Tutto è cominciato con una superba operazione di comarketing; recuperati alcuni titoli di sicura qualità, titoli «usati» ma ancora validi, curata la veste grafica e la qualità editoriale, organizzata una campagna di marketing prelancio potente e sfiziosa e una campagna di marketing durante la campagna di rimbalzo sul quotidiano, attraverso un abile gioco di redazionali, due nuove case editrici – «la Repubblica» e «Corriere della Sera» – sono riuscite a collezionare 35 milioni di copie con una novantina di titoli e a conquistare in un anno il 30% del mercato editoriale librario in copie e circa l’8% in valore. Potenza del marketing? Senz’altro, ma non solo. Merito di un canale capillare, di una capacità finanziaria notevole, di un progetto molto curato in tutti i suoi aspetti, inclusa la qualità editoriale. Non era la prima volta infatti che i libri erano venduti insieme ai quotidiani: corsi di lingua, dizionari, libri di viaggio ed enciclopedie erano già stati proposti in veste di fascicoli negli anni scorsi, o abbinati tout court ai quotidiani. L’enorme successo di questa iniziativa è dipeso dal fatto che stavolta il libro non era un gadget, ma un prodotto editoriale stand alone di qualità elevata e di prezzo adeguato, pur significativamente inferiore ai prezzi medi di mercato in libreria.

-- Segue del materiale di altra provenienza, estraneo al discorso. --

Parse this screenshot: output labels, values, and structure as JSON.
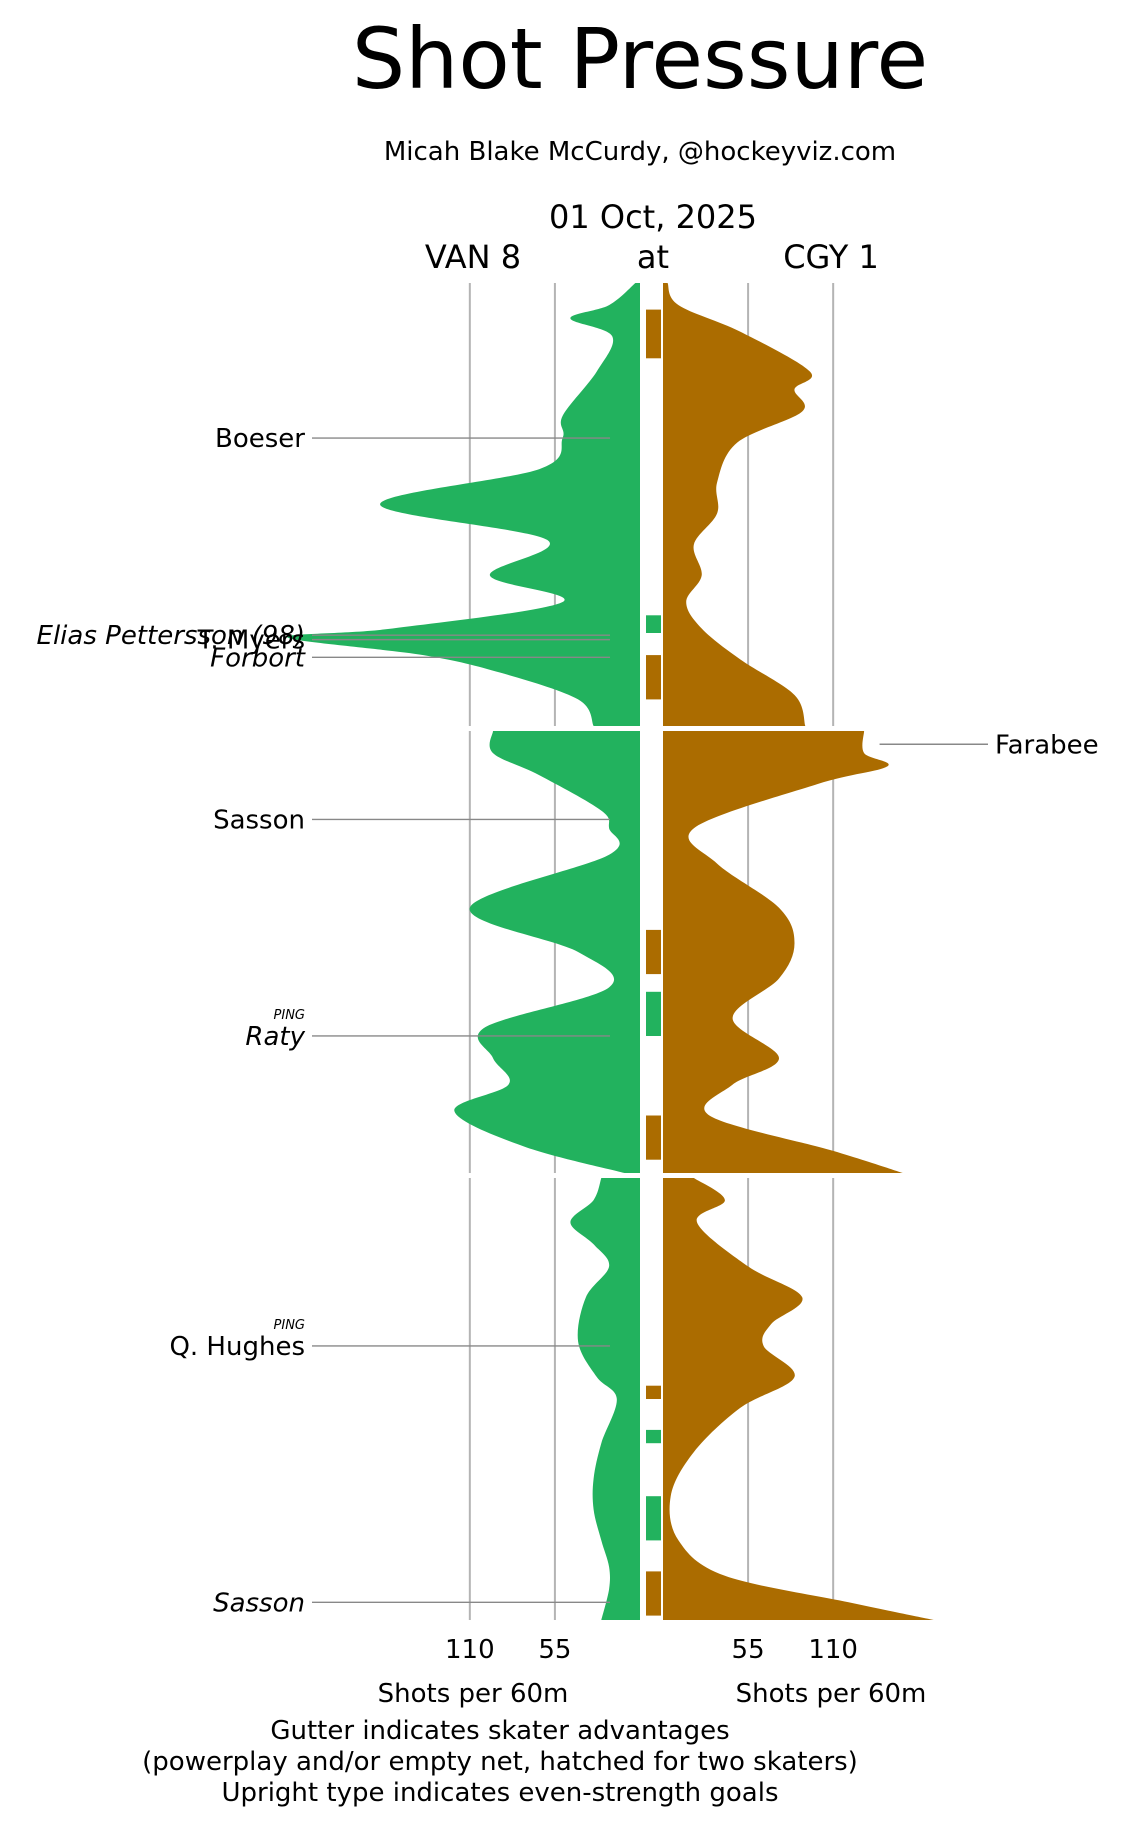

Per i due protagonisti, si è trattata di un’operazione di successo; tirature dei quotidiani aumentate, ottima redditività dei libri, visibilità della testata, dunque ingresso di due nuovi concorrenti nel settore. La cosa più preoccupante per gli editori di libri sembra proprio questa: in così poco tempo, i due nuovi entranti hanno saputo affermare un marchio editoriale di cui il pubblico ha mostrato di fidarsi; prova ne è il fatto che, dopo l’operazione di comarketing sopra accennata, «Repubblica» e «Corriere» (con il secondo chiaramente avvantaggiato rispetto alla prima) si sono comportati sempre di più da «veri» editori di libri, proponendo collane nei segmenti più diversi o lanciandosi in operazioni interessanti dal punto di vista culturale, come per esempio le nuove traduzioni di classici dell’Ottocento: il successo legato alle vendite di libri d’arte e di poesia testimonia l’autorevolezza riconosciuta dal mercato a questi concorrenti e, quindi, la loro pericolosità. La continua immissione sul mercato di nuovi titoli ha anche richiesto importanti cambiamenti organizzativi: all’interno della struttura commerciale del quotidiano opera una struttura editoriale, incaricata di selezionare i titoli da proporre in abbinamento al giornale e di curarne la promozione; e il fatturato derivante da libri e prodotti venduti in abbinamento è confrontabile con quello di un medio editore di scolastica.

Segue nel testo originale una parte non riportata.